There's great merit in this notion, from Michael Goldstein and MATCH through Jay Mathews. Don't train teachers like doctors, theory first and then practice, train them like craftsmen and athletes, practice first and then theory, if they make the cut. Ice skaters don't read about physics and kinesiology before ever putting on their blades, maybe teachers should get to know kids before trying to incorporate Piaget and Vygotsky into their practice.

I was originally drawn to teaching from the experiences I had working at academic summer camps and tutoring in the Chicago schools during college. Not only did it help me build a sense of how kids learn and why they fail to "get it," as they discuss in the article, but it let me taste the nectar of having made a difference. Kid comes in confused and leaves with the concept down. I made that happen. TFA's "Institute" boot camp is great for developing a sense of lesson design, but there just isn't time in six weeks to get to know kids.
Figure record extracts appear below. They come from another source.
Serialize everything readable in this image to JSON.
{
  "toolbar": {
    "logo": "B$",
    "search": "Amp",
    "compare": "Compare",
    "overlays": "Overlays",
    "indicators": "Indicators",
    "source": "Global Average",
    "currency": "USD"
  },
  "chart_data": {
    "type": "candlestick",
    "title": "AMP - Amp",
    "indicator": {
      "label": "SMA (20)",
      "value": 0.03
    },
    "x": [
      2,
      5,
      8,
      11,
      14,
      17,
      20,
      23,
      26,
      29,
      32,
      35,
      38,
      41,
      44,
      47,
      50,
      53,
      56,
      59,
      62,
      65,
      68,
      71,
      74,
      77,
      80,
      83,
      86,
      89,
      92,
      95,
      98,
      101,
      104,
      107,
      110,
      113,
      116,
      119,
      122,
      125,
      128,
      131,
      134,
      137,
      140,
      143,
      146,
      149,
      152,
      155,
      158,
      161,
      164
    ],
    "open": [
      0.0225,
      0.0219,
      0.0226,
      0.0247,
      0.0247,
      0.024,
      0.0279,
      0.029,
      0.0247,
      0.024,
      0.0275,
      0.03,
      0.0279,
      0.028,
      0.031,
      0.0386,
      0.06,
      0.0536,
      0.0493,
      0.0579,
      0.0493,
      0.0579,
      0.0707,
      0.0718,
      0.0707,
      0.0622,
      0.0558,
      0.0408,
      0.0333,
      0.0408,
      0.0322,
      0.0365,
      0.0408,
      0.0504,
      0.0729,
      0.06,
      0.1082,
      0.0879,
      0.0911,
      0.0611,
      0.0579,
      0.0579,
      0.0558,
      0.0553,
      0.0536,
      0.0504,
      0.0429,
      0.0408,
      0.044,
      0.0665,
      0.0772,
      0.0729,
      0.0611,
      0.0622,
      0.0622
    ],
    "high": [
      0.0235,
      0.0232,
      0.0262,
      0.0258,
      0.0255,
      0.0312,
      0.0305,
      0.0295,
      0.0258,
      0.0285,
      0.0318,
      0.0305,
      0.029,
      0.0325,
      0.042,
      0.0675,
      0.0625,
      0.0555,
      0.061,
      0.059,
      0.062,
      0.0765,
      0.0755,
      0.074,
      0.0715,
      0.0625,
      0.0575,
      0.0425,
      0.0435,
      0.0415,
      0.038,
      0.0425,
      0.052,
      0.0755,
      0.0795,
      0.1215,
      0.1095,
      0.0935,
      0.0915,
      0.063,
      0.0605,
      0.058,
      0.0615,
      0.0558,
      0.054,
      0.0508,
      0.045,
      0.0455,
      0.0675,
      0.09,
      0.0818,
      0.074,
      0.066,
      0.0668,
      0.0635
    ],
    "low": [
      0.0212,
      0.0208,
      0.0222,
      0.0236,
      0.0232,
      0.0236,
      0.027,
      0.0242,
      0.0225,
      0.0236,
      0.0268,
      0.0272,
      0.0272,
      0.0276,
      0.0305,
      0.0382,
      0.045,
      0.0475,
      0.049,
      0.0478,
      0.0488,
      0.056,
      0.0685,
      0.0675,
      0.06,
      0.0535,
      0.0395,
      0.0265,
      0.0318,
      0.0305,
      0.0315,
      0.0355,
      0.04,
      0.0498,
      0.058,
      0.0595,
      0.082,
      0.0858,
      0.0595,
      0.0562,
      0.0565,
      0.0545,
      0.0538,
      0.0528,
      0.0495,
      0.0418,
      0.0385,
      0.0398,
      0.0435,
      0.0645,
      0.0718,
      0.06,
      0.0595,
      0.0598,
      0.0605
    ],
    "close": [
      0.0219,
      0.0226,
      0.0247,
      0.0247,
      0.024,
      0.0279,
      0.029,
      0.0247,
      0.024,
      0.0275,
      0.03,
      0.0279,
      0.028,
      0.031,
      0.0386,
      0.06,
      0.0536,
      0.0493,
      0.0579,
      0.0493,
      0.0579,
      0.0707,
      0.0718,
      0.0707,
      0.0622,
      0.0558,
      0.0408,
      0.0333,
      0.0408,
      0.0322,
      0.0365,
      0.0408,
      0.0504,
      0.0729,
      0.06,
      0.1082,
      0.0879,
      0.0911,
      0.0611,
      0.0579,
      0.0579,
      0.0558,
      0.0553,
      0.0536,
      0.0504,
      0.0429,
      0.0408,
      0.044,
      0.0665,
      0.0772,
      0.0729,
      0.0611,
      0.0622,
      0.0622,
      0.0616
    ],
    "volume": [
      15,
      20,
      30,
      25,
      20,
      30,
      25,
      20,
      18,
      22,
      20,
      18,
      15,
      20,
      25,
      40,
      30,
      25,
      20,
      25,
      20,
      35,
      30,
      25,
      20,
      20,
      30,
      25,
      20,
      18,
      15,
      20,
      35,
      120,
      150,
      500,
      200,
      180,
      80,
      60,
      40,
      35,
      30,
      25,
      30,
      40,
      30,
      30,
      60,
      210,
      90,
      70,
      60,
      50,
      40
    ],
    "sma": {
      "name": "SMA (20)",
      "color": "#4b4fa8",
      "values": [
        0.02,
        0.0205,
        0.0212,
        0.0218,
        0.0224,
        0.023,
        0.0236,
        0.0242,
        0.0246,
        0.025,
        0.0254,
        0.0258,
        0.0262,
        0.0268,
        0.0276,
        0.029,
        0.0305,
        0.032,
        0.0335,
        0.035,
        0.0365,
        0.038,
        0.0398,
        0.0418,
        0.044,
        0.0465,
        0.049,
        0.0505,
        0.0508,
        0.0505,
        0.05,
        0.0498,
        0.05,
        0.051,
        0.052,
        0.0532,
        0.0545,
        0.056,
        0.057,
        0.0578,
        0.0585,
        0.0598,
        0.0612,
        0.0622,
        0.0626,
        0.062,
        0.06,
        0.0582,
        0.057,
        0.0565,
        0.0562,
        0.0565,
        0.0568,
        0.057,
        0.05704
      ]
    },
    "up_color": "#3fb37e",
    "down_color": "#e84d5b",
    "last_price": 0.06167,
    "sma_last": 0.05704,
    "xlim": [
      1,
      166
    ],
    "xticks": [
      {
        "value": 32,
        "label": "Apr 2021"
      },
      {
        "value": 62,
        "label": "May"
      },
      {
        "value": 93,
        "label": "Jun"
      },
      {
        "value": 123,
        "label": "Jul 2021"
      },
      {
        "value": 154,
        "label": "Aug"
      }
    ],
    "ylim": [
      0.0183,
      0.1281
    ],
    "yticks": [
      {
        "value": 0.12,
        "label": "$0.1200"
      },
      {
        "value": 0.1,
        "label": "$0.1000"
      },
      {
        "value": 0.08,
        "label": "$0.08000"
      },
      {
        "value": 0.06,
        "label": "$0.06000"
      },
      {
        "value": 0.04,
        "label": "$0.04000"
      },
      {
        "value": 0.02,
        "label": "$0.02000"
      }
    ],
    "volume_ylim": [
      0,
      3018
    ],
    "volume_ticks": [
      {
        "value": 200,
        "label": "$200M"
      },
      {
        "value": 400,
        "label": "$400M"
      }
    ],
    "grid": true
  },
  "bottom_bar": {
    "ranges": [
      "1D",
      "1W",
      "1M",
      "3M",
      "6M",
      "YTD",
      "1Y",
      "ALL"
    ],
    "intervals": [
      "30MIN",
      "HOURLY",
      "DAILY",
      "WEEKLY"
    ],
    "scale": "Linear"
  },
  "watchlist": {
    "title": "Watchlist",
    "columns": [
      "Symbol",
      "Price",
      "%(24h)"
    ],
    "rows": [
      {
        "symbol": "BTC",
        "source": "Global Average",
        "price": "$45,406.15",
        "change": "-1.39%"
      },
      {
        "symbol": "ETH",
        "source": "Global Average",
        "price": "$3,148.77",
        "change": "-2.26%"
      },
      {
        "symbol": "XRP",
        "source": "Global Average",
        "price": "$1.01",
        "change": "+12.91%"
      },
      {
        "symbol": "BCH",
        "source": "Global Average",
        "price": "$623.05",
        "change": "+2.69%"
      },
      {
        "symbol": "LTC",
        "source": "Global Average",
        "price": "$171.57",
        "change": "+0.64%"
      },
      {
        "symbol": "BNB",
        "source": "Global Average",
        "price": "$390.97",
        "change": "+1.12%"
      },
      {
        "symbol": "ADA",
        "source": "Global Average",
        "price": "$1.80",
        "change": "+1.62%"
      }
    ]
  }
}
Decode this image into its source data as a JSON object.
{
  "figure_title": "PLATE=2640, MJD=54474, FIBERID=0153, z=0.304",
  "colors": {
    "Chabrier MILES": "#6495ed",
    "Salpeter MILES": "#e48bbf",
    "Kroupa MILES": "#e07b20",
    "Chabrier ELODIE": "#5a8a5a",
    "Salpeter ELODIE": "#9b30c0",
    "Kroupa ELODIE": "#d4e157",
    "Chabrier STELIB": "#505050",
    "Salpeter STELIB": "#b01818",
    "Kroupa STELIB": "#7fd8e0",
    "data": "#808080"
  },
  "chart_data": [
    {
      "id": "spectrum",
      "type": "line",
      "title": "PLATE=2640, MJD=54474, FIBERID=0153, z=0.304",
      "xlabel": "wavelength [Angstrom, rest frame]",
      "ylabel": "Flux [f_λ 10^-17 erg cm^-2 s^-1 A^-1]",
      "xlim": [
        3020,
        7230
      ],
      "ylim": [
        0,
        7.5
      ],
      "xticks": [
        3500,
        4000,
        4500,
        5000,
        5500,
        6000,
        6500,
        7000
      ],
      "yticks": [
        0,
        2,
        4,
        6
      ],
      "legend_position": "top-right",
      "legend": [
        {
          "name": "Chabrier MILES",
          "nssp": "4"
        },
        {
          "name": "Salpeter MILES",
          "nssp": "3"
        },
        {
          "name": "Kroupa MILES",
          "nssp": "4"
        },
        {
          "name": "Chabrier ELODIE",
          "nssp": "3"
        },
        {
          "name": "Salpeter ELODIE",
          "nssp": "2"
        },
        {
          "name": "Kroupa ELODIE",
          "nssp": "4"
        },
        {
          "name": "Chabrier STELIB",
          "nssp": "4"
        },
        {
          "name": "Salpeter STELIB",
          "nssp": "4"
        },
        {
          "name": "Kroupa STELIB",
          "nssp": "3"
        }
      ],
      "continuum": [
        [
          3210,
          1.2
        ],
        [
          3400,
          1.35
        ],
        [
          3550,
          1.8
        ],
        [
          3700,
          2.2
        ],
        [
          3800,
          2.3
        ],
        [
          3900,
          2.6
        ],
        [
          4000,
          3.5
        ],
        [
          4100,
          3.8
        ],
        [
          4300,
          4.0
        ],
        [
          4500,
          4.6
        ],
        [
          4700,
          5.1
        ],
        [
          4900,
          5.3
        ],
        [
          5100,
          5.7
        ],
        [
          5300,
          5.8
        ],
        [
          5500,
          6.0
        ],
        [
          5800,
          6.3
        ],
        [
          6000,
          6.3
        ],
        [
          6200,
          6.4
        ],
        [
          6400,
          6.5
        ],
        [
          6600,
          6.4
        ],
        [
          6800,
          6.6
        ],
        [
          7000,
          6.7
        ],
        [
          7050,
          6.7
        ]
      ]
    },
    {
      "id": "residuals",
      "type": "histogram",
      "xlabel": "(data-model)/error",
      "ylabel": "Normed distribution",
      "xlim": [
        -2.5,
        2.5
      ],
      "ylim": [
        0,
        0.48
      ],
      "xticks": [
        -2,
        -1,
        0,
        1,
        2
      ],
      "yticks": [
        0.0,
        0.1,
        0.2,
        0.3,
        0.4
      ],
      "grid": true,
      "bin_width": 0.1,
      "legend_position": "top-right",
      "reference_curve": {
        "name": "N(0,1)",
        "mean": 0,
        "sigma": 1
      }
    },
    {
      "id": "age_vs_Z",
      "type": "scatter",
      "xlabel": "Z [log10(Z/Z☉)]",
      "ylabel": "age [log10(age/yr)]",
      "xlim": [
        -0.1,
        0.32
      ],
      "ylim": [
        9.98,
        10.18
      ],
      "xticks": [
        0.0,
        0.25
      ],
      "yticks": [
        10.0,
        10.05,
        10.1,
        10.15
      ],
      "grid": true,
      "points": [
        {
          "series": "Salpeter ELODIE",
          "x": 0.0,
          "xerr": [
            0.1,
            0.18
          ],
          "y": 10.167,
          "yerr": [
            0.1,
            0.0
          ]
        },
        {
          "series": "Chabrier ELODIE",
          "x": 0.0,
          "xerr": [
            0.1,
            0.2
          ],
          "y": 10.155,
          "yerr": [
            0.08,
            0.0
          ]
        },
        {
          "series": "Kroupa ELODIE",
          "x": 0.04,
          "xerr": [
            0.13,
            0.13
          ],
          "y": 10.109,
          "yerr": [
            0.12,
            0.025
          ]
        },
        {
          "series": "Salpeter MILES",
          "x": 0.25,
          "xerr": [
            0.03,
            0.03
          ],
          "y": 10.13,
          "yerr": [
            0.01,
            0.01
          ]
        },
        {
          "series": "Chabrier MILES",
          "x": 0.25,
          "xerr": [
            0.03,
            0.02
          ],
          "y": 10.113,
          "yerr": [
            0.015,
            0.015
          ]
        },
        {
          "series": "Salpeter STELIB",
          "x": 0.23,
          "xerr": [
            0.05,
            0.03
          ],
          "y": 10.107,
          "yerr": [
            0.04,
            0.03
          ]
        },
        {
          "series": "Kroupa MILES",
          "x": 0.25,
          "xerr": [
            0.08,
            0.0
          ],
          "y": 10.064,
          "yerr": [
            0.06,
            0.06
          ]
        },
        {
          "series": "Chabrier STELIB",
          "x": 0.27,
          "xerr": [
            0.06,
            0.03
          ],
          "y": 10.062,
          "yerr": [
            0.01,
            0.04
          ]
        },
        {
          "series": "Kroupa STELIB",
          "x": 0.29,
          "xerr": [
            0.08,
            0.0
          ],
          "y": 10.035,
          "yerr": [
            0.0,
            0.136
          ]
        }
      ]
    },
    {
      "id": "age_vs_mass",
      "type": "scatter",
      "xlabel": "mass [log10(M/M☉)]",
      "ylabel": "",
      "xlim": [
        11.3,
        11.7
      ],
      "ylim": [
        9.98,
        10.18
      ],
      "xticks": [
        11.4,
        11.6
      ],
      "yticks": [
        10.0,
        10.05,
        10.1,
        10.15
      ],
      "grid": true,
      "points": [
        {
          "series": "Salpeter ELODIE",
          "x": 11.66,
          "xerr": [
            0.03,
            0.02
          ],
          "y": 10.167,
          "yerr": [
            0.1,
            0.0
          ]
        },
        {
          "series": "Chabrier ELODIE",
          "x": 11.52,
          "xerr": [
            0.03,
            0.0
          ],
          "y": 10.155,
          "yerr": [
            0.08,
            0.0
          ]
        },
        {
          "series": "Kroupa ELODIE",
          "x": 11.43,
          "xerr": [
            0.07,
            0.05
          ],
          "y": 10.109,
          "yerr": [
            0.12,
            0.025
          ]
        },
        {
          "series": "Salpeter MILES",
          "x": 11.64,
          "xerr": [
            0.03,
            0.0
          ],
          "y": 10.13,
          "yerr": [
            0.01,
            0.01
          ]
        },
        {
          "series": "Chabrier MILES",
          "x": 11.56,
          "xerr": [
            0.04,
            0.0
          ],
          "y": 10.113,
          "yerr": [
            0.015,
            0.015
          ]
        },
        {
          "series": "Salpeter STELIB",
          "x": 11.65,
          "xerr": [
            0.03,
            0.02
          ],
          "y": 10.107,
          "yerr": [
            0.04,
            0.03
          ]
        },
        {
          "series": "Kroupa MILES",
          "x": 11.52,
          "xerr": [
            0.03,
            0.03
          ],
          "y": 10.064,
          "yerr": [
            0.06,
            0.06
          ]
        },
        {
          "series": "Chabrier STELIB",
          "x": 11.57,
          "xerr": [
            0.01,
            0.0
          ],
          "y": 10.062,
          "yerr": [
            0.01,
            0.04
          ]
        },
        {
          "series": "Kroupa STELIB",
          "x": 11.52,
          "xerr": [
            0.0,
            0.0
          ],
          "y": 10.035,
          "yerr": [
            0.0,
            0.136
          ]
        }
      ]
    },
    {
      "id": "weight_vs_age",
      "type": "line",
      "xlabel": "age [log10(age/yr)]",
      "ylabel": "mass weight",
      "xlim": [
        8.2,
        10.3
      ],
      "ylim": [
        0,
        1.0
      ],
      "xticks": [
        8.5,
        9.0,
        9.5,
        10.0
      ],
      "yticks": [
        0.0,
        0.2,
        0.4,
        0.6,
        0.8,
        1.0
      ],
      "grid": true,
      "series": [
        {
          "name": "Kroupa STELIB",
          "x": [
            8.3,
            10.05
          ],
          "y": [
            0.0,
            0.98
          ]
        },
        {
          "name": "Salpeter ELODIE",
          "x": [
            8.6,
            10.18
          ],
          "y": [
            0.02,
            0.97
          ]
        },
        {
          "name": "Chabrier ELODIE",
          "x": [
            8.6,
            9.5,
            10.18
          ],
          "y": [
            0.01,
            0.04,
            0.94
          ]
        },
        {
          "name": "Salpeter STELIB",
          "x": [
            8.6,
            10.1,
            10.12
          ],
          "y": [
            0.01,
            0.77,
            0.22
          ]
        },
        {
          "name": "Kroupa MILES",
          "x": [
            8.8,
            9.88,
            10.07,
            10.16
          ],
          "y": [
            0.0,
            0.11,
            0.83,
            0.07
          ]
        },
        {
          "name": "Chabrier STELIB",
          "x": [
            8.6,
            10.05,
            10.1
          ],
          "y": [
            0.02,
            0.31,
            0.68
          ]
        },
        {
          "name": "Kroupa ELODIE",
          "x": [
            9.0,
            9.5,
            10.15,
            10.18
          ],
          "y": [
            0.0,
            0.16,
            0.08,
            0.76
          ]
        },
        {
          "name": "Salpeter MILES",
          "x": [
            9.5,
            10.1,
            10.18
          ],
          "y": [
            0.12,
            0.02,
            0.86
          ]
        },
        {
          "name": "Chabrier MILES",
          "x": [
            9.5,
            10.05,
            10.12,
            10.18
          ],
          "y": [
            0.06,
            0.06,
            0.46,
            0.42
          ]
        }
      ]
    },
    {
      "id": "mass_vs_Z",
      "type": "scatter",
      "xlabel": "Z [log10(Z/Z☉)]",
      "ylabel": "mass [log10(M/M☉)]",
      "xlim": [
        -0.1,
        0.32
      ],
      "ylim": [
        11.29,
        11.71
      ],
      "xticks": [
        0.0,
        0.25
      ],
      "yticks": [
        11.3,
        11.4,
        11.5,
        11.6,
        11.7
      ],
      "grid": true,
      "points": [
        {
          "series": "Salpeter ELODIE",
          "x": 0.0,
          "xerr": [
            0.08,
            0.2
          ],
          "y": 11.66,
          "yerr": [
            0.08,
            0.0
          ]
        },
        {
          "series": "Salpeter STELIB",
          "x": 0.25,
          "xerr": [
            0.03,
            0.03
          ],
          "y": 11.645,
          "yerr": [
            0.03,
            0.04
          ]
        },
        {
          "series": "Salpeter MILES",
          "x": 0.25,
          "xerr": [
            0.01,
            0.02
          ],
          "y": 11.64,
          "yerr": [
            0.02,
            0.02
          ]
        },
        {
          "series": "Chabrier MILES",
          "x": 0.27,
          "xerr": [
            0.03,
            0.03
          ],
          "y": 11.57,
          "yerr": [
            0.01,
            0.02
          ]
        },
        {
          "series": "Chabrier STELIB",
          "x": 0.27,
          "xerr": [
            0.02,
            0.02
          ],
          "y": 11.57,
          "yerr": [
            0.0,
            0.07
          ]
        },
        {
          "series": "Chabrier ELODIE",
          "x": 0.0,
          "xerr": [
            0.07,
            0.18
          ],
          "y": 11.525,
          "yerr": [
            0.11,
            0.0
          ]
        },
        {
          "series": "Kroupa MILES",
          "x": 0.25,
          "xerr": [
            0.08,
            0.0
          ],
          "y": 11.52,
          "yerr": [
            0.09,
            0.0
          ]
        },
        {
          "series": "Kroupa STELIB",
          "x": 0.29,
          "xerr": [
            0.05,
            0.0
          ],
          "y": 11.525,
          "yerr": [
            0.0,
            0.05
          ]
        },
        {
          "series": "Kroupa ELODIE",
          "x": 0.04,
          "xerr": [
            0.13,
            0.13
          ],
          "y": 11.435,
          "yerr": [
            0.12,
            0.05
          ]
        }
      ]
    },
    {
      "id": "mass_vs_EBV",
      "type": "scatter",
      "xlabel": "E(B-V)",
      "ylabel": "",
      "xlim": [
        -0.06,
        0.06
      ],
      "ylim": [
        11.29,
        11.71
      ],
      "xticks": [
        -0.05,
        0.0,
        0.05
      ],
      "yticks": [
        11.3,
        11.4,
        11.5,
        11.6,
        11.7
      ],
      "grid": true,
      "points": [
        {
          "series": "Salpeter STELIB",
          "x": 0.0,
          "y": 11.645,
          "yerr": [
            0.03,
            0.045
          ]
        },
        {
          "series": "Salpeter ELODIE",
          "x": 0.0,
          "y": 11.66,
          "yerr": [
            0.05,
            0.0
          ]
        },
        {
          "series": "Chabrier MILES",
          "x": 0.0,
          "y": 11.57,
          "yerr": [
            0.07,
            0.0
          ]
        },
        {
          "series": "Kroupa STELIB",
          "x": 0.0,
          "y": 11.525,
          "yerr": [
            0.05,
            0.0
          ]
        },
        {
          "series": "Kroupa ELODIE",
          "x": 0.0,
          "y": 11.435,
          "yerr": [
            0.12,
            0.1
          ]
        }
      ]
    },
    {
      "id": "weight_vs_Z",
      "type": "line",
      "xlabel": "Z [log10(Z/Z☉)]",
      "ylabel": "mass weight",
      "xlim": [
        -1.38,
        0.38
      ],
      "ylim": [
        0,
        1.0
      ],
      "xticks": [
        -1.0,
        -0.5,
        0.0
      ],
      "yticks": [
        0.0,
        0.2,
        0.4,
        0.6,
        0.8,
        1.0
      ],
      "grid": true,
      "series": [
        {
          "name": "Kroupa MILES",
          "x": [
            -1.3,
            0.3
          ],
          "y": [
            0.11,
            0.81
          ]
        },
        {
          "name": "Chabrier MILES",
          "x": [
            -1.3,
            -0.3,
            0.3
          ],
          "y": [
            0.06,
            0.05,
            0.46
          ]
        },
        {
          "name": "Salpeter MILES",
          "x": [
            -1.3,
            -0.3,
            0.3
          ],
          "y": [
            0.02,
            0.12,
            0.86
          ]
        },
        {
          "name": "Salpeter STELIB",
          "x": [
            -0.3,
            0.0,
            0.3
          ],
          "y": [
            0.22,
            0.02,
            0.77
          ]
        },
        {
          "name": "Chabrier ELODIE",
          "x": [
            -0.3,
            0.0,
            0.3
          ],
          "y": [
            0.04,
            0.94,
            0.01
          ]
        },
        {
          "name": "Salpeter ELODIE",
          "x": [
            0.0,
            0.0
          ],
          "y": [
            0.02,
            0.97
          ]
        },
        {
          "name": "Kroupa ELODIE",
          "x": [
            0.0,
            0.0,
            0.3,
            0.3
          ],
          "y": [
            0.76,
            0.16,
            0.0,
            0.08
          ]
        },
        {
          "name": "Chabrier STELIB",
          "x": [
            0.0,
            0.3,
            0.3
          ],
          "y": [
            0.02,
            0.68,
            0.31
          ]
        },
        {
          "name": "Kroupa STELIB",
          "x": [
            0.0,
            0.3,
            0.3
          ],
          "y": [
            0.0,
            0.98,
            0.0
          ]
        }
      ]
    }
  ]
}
I also love the idea of specific, direct feedback on "teacher talk," our language and style of presentation and instruction, our "form." The norm seems to be to let teachers develop that on their own, but that only works when it works, there seem to be few alternatives or systems for remediation. In my master's program I've been forced to videotape myself and then analyze it ad nauseam. It's an absolutely merciless form of professional development but more powerful than anything else I've read, observed or done. It forced me to get down and consider the absolute minutia of language, pacing, tone, eye contact, body language, and physical movement around the classroom, ---vital issues of my practice that I'd never really even thought about.

Interestingly, the comments on this article, even from teachers, seem to focus incessantly on the MATCH teacher's hours. Shouldn't our first year, in a new profession chock-full of challenging and urgent work, be grueling and exhausting? What would it say about the job if your first year trying you only needed fifteen minutes before and after school to get ready? The problem with teaching isn't that the first year is so hard, the problem is that the third, fourth and fifth are often just as bad.